The UNC Policy Manual
Guidance on the "Student-Employee" Exclusion from the State Personnel Act
On October 13, 1976, the State Personnel Commission adopted the following policy on "Student-Employees":
The employment of students by the institutions in which they are enrolled is designed primarily to constitute one type of student financial aid. Such employment usually is characterized by flexible accommodation of the student's primary involvement in educational pursuits. Thus, in terms of hours worked, scheduling of work, and required skill and productivity, such student workers are materially distinguishable from regular career employees.
Any person who during any period of enrollment as a student in a public educational institution concurrently is employed by that institution shall be considered an employee within the meaning of and subject to the State Personnel Act only if the student-employee is employed by the institution on a full-time permanent basis (as defined by regulations issued by or under the authority of the State Personnel Commission) in a permanent position established and governed pursuant to requirements of the State Personnel Commission.

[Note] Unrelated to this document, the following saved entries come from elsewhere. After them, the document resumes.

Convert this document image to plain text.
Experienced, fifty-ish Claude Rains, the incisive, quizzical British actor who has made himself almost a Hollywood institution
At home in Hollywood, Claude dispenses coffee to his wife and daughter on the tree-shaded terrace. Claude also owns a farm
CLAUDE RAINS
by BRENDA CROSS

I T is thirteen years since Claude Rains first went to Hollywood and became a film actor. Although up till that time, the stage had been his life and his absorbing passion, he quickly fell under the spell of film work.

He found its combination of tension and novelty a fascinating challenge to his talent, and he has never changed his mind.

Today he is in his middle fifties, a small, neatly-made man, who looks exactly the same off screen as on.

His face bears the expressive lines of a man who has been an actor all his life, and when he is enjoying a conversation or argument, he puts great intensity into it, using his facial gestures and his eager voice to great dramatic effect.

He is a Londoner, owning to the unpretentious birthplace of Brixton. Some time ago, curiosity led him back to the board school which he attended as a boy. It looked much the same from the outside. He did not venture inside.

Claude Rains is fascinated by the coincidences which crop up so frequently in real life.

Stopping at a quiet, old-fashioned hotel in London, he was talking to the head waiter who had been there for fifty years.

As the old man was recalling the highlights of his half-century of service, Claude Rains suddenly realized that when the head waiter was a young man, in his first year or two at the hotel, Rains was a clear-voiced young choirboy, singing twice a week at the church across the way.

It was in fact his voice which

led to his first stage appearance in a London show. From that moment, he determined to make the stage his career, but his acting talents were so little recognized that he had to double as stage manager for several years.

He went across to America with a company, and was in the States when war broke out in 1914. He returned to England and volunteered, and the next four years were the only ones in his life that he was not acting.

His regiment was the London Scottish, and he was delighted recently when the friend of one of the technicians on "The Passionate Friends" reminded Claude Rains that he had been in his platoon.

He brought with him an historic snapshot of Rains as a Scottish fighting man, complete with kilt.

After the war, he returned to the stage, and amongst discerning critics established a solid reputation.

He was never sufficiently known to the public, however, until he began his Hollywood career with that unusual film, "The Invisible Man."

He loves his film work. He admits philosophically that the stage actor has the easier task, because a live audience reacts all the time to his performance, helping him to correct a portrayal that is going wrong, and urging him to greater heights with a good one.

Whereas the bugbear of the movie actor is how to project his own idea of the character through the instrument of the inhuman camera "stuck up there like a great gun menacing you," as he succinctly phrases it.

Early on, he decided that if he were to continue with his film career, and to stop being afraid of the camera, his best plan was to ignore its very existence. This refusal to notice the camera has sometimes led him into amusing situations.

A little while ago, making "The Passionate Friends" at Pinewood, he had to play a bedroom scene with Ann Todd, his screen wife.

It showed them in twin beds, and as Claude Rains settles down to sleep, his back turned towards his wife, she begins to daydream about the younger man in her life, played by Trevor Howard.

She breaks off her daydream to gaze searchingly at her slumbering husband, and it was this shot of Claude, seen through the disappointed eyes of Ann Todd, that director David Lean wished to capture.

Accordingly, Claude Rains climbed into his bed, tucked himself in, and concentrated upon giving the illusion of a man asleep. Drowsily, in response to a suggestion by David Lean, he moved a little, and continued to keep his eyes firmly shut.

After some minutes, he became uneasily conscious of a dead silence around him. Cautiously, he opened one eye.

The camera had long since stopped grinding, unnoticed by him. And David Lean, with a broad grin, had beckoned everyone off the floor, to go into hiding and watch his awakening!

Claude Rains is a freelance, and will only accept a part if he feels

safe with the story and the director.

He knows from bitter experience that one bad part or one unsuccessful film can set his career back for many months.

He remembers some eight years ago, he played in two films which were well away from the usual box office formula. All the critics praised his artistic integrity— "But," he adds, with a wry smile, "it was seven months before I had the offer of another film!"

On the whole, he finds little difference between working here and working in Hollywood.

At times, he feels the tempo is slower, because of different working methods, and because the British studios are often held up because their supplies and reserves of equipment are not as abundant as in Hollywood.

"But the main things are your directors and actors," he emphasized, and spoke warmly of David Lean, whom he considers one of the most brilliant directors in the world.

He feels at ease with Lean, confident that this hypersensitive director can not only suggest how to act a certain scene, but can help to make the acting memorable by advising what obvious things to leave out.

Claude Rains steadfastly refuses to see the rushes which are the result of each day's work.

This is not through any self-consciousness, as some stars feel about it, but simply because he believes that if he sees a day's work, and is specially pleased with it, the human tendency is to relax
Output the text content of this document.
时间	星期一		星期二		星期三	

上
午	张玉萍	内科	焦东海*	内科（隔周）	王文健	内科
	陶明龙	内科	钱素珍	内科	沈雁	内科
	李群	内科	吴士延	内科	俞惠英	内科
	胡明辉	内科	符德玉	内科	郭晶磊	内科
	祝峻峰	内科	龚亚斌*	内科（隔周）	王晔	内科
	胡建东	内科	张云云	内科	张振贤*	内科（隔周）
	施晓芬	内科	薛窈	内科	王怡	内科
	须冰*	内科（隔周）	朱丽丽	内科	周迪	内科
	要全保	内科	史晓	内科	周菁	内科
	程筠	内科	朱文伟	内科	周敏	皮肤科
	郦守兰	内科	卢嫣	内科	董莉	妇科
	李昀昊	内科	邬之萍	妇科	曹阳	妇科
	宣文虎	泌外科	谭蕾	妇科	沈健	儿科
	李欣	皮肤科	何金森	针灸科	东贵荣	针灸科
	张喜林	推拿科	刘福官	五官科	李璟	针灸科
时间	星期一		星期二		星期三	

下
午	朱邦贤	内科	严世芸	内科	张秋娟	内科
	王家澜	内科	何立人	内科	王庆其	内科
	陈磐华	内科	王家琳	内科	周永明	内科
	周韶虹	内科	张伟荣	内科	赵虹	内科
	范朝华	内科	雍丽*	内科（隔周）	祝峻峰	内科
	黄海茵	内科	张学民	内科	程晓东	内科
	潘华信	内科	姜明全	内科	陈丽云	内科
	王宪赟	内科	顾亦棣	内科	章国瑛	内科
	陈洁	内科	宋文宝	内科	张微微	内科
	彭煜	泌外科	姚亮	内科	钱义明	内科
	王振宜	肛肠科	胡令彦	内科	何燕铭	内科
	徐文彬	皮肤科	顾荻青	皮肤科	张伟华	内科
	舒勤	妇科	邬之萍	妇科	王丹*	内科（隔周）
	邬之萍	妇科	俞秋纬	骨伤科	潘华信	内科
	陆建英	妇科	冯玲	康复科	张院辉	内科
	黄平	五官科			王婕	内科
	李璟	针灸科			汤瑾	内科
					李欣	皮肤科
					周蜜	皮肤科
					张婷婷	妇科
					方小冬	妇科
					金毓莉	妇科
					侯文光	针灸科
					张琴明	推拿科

This policy was adopted after concern was expressed by the University that "student employment" within the higher education context is not amendable to close, detailed, and uniform regulation of the type otherwise applicable to employment within the jurisdiction of the State Personnel Commission. Of particular (though not exclusive) concern was the potentially negative impact on institutional "student financial aid" programs of the originally proposed requirement that "student workers" be compensated for their employment in the same manner and to the same extent as "other employees." Recognition of the special character of "student employment" and the corresponding inducements to treat "student-employees" differently is reflected by the policy adopted by the State Personnel Commission.
Under the State Personnel Commission policy, a person who is properly determined to be a "student-employee" is thereby excluded from the coverage of the State Personnel Act. However, a person may not be so excluded if employed (1) on a "full-time permanent basis" (2) in a "permanent position" within the classified State Personnel Acts service. But the policy does not otherwise provide a clear basis for defining the class of persons (viz., "student-employee") which is the subject of the exclusion.
Consistent with the clear spirit of the policy adopted by the State Personnel Commission, the following conclusions are reached:
1. The fact that an individual concurrently is both enrolled in the institution and employed by the institution does not, standing alone, render an individual a "student-employee" for purposes of exclusion from the State Personnel Act.
2. Classifying a person under the State Personnel Commission policy should rest on the following judgmental inquiry: was it the primary purpose and intent of the institution in establishing its relationship with the individual to confer student status or to confer employee status?
If a person is primarily a student and employment is merely incidental to student status, then that person is a "student-employee." Conversely, if a person is primarily an employee and enrollment is merely incidental to employee status, then that person is not a "student-employee."
Although administration of this primary-status test would be simplified by the availability of an easily applied formula, the matter is not usually amendable to such treatment. Rather, the institution most often must determine from all pertinent circumstances whether or not, in its judgment, the individual is a "student-employee." Pertinent circumstances to be considered would include, but not necessarily be limited to, the following: (1) the relative amounts of time devoted to enrollment and to employment; (2) whether the employment was initiated before, concurrent with, or after assumption of student status; (3) whether or not the employment constitutes a form of "student aid" responsive to the individual's financial needs. The classification of individuals relative to the State Personnel Commission policy is simply achieved in two types of situations: the individual is not a "student-employee" if (1 ) the individual is an employee of the institution but is not enrolled in the institution; or (2) the individual is enrolled in the institution and, in addition, is employed by the institution on a full-time permanent basis in a permanent position within the classified State Personnel Act service. However, in all other cases in which there are concurrent enrollment and employment, the judgmental exercise prescribed above must be undertaken.